# Resource that lists the characters of the Bible by chapter and/or book?



## xirtam (Sep 9, 2013)

Does anyone know of a site or online resource that lists the characters of the Bible by chapter and/or book?


...besides the Bible (for those that might be tempted).


----------



## Contra_Mundum (Sep 9, 2013)

I have this book (it must have been given to me). It is not precisely what you describe as your wish. It is an alphabetical resource. Most entries are fairly short, stick to the facts, may give several persons with the same name. Some "high value" individuals have articles devoted to their description. I do not know (because the reference is at work) if there is a Scripture index, which would therefore give you all the entries in a single book

New International Encyclopedia of Bible Characters: Paul D. Gardner: 0025986240073: Amazon.com: Books


----------



## jandrusk (Sep 9, 2013)

How about this?

Complete Bible Genealogy - Jesus family tree - Kings of Judah and Israel


----------



## xirtam (Sep 9, 2013)

That is pretty good, but I'd still have to search and compile a list. I will use that if I can't get anything else. It looks like a good resource though.

I'm doing a Bible survey course and I'm to read the bible doing a surface level summary of predetermined portions at a time. Before I started I had asked the professor three times if I had to include the names of each character in the passage, but he did not respond. I am over half finished with the summaries, but did not write down the major characters, so now I'm trying to "go back" and gather the names without having to read over again. 

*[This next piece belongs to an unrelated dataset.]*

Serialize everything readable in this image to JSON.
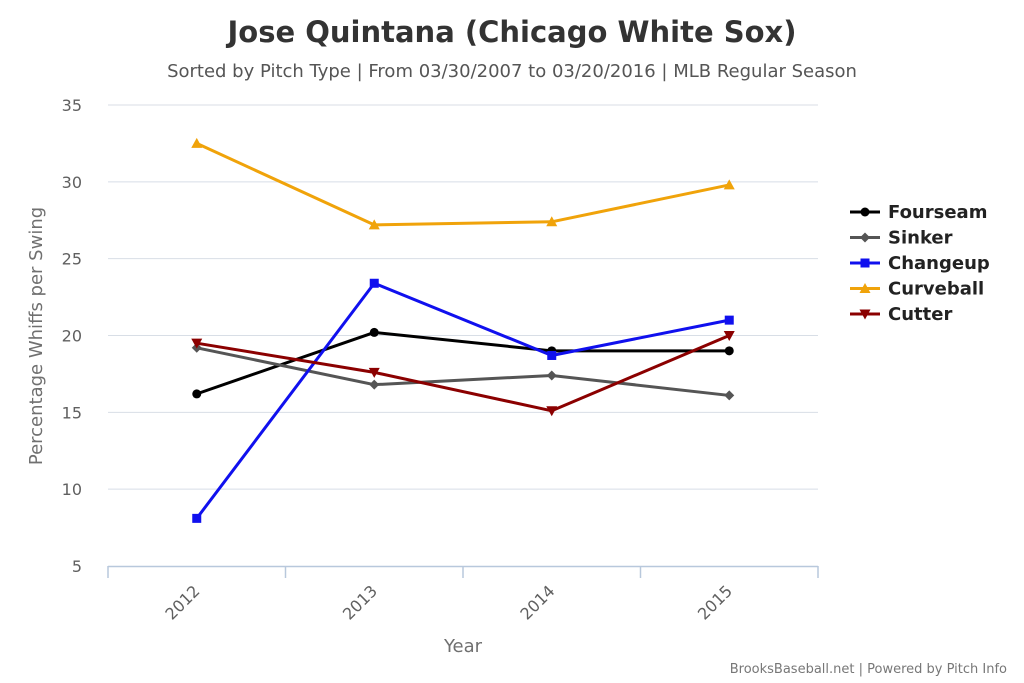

I know it does not hurt to read the Bible, but I am doing two online courses, Hebrew being the other and I have a new born and a family that does not allow for long periods of study.

Any other resources would be appreciated.


----------



## xirtam (Sep 9, 2013)

I have been informed that the Logos Bible software program that I own does this with a click of a button. 


If you have any other resources, I'll still check them out.

In Christ,


----------